Formado por 12 canções, sendo 11 inéditas, “Nação subterrânea” traz quatro composições de Amanda: O adivinho”, Lágrimas de Exu, Promessa e Senhora; completam a lista: Oração, de Marcela Nunes, Subterrânea, de Thiago Thiago de Mello e Allan Carvalho, Remendo, Clara Delgado e Davi Fonseca, Alumia, de Sérgio Pererê, Mama mata, de Thiago Thiago de Mello e Joãozinho Gomes, Ruge leão, troveja Xangô, de Douglas Germano e Fábio Perón, Quatro Cantos, de Marcela Nunes, e Quem não tem canoa cai n´água, de Zé Manoel, (a única não inédita, lançada pelo artista pernambucano, do disco “Canção e silêncio”, em 2015.


Como compositora, Amanda chama a atenção pelo desenvolvimento de suas melodias de forma criativa, com as partes de suas músicas desdobrando-se de maneira nada óbvia, como é o caso de Senhora. Já Lágrimas de Exu, faixa instrumental, traz a curiosidade dela ter sido composta a partir da voz, uma vez que Amanda não é instrumentista, o que demonstra sua enorme de capacidade de criação musical.


Como cantora, Amanda combina muito bem técnica e emoção (o que aprofunda o caráter sagrado, que emana do conceito do álbum), apoiada nos ótimos arranjos criados pelo Leandro César, seja nas canções com sonoridade mais indígena, como Subterrânea e Mama mata, ou as que trazem um enfoque mais afro-brasileiro, como O adivinho e Ruge leão, troveja Xangô, duas faixas, que remetem aos trabalhos de Moacir Santos, mestre na orquestração de sopros e percussão.


Na instrumentação, tendo à frente Leandro César, no violão, marimba e tri-ré, Amanda é acompanhada por um grupo de artistas de enorme qualidade formado por João Paulo Drumond, na marimba; Juventino Dias, no trompete; Leonardo Brasilino, no trombone; Marcela Nunes, na flauta; Ayran Nicodemo, no violino; e Jayaram Márcio, no violoncelo.

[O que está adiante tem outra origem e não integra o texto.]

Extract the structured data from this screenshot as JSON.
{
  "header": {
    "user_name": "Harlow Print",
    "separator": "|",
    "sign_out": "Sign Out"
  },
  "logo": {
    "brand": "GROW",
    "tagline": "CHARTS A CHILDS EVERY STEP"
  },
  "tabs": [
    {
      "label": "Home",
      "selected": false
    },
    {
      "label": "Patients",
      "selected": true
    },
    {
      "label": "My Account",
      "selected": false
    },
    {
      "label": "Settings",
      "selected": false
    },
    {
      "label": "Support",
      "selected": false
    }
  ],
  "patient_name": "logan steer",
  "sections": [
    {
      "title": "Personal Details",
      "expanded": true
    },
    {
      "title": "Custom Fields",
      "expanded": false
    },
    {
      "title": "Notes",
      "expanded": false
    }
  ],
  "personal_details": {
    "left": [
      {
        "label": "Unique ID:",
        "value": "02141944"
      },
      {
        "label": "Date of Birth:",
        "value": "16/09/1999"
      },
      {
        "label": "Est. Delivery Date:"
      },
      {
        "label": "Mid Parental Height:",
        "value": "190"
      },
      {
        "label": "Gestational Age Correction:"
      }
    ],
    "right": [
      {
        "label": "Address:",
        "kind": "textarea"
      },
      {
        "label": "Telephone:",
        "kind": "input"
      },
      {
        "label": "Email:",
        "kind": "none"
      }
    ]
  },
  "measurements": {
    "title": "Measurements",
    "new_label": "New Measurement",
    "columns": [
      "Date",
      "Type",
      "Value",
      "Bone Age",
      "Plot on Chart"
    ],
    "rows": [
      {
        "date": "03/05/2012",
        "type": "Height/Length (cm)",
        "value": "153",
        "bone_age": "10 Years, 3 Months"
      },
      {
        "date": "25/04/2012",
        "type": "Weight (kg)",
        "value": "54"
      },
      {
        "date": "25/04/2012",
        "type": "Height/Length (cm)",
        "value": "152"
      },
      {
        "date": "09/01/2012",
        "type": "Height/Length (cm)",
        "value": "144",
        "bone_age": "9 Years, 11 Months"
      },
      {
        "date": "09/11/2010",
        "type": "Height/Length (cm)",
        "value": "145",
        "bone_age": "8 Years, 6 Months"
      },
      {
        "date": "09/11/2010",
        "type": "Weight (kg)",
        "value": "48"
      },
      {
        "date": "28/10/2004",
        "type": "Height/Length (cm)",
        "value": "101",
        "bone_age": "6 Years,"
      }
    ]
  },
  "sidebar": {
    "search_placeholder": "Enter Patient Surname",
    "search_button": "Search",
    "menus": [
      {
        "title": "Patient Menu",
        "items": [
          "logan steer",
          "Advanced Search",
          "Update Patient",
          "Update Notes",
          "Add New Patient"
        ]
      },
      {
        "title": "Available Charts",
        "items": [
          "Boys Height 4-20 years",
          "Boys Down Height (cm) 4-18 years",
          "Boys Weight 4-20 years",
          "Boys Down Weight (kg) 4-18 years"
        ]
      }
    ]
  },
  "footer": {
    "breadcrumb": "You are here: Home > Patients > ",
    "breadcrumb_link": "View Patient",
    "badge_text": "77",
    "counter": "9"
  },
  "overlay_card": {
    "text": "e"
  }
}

Mesmo a partir de um repertório composto por diversas mãos, Amanda conseguiu criar algo uma obra coesa, em que grande parte da sua força está no conjunto. “Nação subterrânea” é um álbum feito com extrema sensibilidade, dando-nos a oportunidade de apreciar o sagrado e enxergar a importância dos fundamentos da nossa cultura, o que é um verdadeiro presente neste momento em que o mundo, cada vez mais apegado ao que é material, precisa dar mais valor ao que realmente importa.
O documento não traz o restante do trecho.